Ask Slashdot: How Will You Handle Microsoft's New 'Cumulative' Windows Updates?

Microsoft's announced they'll discontinue "individual patches" for Windows 7 and 8.1 (as well as Windows Server 2008 R2, 2012, and 2012 R2). Instead they'll have monthly "cumulative" rollups of each month's patches, and while there will be a separate "security-only" bundle each month, "individual patches will no longer be available." This has one anonymous Slashdot reader asking what's the alternative: We've read about the changes coming to Windows Update in October 2016... But what happens when it's time to wipe and reload the OS? Or what about installing Windows on different hardware? Admittedly, there are useful non-security updates worth having, but plenty to avoid (e.g. telemetry).

How does one handle this challenge? Set up a personal WSUS box before October to sync all desired updates through October 2016? System images can work if you don't change primary hardware, but what if you do? Or should one just bend the knee to Microsoft...?
Should they use AutoPatcher? Switch to Linux? Or just disconnect their Windows boxes from the internet... Leave your answers in the comments. How do you plan to handle Microsoft's new 'cumulative' Windows Updates?

Re:Disable, then VM or Mac

[vux984]

Its like you've never heard of backups. FFS, your wifes photography business sounds like it runs on one windows 7 computer.

A windows update that toasts your 'photo editing environment' is less likely than a variety of hardware failures. I'm sure, since you are clearly so conscientious about the reliability and accessibility of this environment, that you have a proper backup solution in place.

So.. in the unlikely event of an update fiasco... roll back, and carry on...

For a large enterprises, where it actually makes sense to lab test an update before rolling it out this doesn't work... but for 'your wifes photography business' I can't really figure out what you are trying to accomplish.

And EVEN the enterprise guys can still lab test before letting the cumulative update through to production... and hold it up if there is an issue. (Although its less clear how they resolve a problem.) But that is a whole other situation.

Hotfixes were always cumulative.

Microsoft hotfixes were never "individual" in the first place.

There are two servicing branches for Windows. GDR and LDR. GDR is what used to go out on Windows Update. LDR is for changes that are considered more risky, and is a superset which also contains GDR changes. All changes are cumulative, per binary. Once you install an LDR fix, that binary stays on LDR branch until a service pack is applied.

At service pack time, GDR and LDR branches are merged.

There's no such thing as an "individual" Microsoft patch. All binaries are patched cumulatively; the only question is what cumulative version you have installed for a given binary.
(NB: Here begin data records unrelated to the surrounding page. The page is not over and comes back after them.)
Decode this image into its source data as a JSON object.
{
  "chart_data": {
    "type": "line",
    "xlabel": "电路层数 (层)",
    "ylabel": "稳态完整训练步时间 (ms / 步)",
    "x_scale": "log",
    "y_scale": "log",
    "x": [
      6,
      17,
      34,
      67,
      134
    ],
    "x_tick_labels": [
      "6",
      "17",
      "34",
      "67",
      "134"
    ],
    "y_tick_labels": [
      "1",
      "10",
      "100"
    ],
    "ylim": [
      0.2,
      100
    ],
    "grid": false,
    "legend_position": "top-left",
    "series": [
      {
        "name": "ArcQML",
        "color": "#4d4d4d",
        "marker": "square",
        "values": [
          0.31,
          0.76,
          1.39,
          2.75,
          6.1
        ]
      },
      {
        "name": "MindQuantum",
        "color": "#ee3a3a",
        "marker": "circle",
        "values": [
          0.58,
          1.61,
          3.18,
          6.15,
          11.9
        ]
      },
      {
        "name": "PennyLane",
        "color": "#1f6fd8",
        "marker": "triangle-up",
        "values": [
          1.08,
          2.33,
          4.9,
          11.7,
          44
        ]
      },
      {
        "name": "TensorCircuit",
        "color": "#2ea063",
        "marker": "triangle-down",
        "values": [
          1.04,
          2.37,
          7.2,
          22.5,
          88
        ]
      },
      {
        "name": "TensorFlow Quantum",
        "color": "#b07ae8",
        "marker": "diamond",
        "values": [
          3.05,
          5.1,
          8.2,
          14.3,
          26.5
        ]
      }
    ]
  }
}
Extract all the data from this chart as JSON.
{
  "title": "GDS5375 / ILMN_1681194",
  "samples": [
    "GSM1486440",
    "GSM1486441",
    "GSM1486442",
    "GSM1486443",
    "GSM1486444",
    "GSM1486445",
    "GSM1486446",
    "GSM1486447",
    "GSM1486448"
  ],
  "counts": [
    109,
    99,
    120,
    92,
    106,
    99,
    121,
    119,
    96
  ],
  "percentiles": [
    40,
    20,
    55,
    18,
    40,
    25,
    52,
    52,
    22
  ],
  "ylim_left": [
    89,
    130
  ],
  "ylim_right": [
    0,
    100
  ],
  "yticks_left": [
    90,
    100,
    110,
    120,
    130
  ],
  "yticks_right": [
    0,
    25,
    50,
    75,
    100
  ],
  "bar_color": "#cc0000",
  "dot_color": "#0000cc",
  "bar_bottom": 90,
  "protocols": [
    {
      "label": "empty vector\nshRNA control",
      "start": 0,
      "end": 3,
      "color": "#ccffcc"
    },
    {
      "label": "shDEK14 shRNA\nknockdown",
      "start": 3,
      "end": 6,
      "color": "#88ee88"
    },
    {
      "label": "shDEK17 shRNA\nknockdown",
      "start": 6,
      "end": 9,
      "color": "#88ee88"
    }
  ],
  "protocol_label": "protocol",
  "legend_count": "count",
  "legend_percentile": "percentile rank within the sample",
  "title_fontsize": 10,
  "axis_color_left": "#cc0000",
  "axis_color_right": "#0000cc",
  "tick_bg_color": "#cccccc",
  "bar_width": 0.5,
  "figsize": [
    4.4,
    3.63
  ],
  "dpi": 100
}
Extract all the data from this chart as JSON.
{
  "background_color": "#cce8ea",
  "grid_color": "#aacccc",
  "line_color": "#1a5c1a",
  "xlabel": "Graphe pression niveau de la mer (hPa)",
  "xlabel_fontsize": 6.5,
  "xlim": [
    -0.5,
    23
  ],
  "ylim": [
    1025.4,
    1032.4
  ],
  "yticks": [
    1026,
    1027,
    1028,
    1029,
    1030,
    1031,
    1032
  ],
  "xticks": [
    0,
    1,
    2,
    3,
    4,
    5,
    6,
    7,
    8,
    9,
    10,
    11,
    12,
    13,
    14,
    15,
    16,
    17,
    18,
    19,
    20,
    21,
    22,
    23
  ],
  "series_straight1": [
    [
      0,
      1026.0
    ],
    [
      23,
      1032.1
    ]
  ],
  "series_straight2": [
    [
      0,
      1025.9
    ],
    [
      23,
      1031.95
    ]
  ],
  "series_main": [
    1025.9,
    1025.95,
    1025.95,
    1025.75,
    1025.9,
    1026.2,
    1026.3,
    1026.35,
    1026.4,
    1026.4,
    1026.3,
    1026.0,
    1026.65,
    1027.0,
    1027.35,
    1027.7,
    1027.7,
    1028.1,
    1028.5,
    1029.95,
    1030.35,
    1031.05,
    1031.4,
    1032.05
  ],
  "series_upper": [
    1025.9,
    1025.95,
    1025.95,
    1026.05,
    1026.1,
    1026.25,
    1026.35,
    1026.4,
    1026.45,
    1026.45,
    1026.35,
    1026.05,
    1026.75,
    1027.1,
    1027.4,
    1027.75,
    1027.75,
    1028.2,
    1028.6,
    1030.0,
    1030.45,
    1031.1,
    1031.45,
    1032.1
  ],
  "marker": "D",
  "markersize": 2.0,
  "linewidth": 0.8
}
All that's changed is that they don't want to actually document bugs that are fixed in the hotfixes in detail, and they want to force everyone to more or less the same patch level, because 90% of the time, customers having problems are running old bits that aren't being tested by Microsoft any more. There's an ongoing religious argument over "patch to the latest" vs "don't touch it to keep it stable". But in truth, if you hit a new, unfixed bug, and Microsoft created a new hotfix for you, or even if you just install the latest security update, you were always forced to accept all the cumulative changes between the patchlevel you were at, and the new hotfix you are installing. It's just that at the moment the heavy handed "force em to patch" faction has the upper hand at Microsoft now.

Re: Linux.

My quibble is that there are many who want to run Windows but say they need to run Windows, when they very likely don't.

A good rule of thumb is that if you have to run Windows because of old mission-critical software then it is probably easier to get it going under Wine than on Windows 10.
Microsoft used to keep new versions compatible, but not so much anymore.
They have broken the compatibility so much that pretty much all old games sold on gog.com is wrapped with dosbox, even those that worked fine on XP.